Align df to a fixed sampling grid on time_column.

Mirrors :func:yggdrasil.arrow.ops.resample_arrow_table — timestamps are floored to the largest multiple of sampling_seconds <= the original, rows sharing a bucket collapse via "first occurrence", and fill_strategy runs the same ffill / bfill pass on the resampled output (per partition when partition_by is set, globally otherwise).

Distribution:

  • partition_by is non-empty → groupBy(*partition_by) .applyInArrow(...) delegates the bucket collapse + ffill to :func:yggdrasil.arrow.ops.resample_arrow_table running on each group's :class:pa.Table inside the executor. Spark owns the shuffle; pyarrow owns the per-group algorithm. This is the canonical path.
  • partition_by is empty → SQL window functions on a single global partition.

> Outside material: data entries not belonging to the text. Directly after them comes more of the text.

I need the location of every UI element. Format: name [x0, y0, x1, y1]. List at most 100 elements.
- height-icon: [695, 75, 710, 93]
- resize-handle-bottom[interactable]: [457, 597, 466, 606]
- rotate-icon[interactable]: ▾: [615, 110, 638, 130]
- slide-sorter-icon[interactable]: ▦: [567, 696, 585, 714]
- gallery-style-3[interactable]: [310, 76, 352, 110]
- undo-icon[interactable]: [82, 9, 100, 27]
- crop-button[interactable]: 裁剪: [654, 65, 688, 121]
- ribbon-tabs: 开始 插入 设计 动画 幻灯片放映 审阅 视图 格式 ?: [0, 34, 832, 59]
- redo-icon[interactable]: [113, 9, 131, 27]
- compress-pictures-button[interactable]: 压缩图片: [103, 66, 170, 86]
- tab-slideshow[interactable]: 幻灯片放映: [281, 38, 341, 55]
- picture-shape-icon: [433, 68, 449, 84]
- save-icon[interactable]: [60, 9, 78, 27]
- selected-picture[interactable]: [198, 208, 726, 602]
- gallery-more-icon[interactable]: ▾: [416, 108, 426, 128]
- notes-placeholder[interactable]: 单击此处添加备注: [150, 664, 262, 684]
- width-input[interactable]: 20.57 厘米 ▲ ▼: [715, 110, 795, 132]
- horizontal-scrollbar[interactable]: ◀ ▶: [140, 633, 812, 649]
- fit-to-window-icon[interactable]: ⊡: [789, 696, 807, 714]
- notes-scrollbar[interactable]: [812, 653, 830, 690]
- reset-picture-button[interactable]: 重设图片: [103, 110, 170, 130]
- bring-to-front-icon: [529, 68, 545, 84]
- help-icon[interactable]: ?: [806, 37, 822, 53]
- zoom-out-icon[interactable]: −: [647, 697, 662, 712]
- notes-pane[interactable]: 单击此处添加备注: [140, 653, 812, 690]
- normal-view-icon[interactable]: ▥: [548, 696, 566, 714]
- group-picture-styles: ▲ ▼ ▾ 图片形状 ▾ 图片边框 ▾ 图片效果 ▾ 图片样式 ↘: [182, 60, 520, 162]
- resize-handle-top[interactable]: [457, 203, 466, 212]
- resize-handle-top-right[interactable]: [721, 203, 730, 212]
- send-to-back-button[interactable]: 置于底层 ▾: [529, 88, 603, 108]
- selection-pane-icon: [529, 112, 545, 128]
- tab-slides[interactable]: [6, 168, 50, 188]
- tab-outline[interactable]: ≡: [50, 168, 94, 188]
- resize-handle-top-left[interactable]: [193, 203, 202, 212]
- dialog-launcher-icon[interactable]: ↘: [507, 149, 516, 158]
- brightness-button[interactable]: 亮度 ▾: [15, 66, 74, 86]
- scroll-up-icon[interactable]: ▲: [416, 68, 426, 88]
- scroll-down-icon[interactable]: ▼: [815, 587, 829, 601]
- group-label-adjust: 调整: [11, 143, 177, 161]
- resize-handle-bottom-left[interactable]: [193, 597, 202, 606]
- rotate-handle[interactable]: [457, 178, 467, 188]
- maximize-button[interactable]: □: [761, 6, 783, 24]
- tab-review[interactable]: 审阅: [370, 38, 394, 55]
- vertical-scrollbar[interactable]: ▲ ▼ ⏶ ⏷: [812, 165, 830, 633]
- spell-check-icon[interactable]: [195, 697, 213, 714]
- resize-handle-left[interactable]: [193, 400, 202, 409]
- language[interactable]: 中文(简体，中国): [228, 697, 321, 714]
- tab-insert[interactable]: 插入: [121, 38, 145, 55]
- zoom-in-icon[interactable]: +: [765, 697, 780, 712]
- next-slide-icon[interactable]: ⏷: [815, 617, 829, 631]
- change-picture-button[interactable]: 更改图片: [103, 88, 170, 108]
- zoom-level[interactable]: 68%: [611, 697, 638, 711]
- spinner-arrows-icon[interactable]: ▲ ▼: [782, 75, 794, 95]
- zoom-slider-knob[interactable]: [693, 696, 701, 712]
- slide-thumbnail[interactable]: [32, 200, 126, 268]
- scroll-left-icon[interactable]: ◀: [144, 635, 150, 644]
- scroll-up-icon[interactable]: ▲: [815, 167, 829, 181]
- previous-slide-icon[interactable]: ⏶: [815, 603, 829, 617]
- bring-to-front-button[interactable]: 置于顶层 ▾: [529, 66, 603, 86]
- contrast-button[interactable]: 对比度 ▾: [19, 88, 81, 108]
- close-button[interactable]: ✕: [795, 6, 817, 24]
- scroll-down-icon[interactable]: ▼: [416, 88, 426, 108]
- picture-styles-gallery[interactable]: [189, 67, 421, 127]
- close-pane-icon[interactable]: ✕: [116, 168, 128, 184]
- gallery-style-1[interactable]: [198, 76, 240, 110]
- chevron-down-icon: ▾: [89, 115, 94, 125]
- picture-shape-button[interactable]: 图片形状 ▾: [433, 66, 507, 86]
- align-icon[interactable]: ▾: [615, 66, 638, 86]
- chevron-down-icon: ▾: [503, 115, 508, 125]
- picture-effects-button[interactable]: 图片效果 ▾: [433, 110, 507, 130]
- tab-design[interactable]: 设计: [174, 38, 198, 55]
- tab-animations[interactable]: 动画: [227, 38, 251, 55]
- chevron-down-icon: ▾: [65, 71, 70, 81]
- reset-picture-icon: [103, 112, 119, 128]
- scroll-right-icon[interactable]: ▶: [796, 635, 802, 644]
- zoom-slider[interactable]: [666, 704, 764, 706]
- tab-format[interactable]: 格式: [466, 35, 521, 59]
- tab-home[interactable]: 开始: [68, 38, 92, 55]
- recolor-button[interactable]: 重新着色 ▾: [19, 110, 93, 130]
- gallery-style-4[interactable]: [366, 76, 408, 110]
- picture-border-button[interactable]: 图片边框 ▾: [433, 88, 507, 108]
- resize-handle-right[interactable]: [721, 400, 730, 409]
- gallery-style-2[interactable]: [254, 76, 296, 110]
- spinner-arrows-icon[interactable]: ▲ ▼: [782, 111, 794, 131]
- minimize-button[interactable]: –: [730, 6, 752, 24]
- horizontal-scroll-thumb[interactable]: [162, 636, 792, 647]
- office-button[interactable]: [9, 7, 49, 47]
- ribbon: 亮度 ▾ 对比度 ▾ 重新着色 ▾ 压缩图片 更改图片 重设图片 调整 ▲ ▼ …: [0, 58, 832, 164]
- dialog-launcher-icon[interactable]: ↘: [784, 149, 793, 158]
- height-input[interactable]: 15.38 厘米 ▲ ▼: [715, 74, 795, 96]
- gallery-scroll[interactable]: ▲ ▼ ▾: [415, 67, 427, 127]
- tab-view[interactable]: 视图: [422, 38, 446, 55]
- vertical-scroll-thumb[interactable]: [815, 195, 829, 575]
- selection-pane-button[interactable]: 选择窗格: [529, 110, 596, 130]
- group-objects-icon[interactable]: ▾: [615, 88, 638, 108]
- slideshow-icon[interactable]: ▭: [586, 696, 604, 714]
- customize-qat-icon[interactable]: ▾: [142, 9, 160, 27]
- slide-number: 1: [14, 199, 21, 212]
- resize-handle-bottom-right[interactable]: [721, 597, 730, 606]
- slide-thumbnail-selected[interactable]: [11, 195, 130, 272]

Funnels the whole frame to one executor; use only when "one global timeline" is genuinely what the caller wants.

Short-circuits the same way as the arrow op:

  • sampling_seconds <= 0 → input returned unchanged.
  • time_column missing from the schema → input returned unchanged.
  • the column isn't a timestamp → input returned unchanged.

fill_spark_dataframe

fill_spark_dataframe(
    df: "SparkDataFrame",
    *,
    sort_by: "str | None" = None,
    partition_by: "Sequence[str] | None" = None,
    fill_strategy: "str | None" = "ffill",
    fill_columns: "Sequence[str] | None" = None
) -> "SparkDataFrame"

Forward / backward fill nulls per partition on a Spark frame.

Mirrors :func:yggdrasil.arrow.ops.fill_arrow_table — same semantics, same vocabulary for fill_strategy, same "nested types are skipped, partition boundaries are honored" rules. Uses :func:pyspark.sql.functions.last / first with ignorenulls=True over a partition-and-time window so the fill is fully push-down inside Spark's Catalyst optimiser — no arrow round-trip needed for the flat null-propagation case.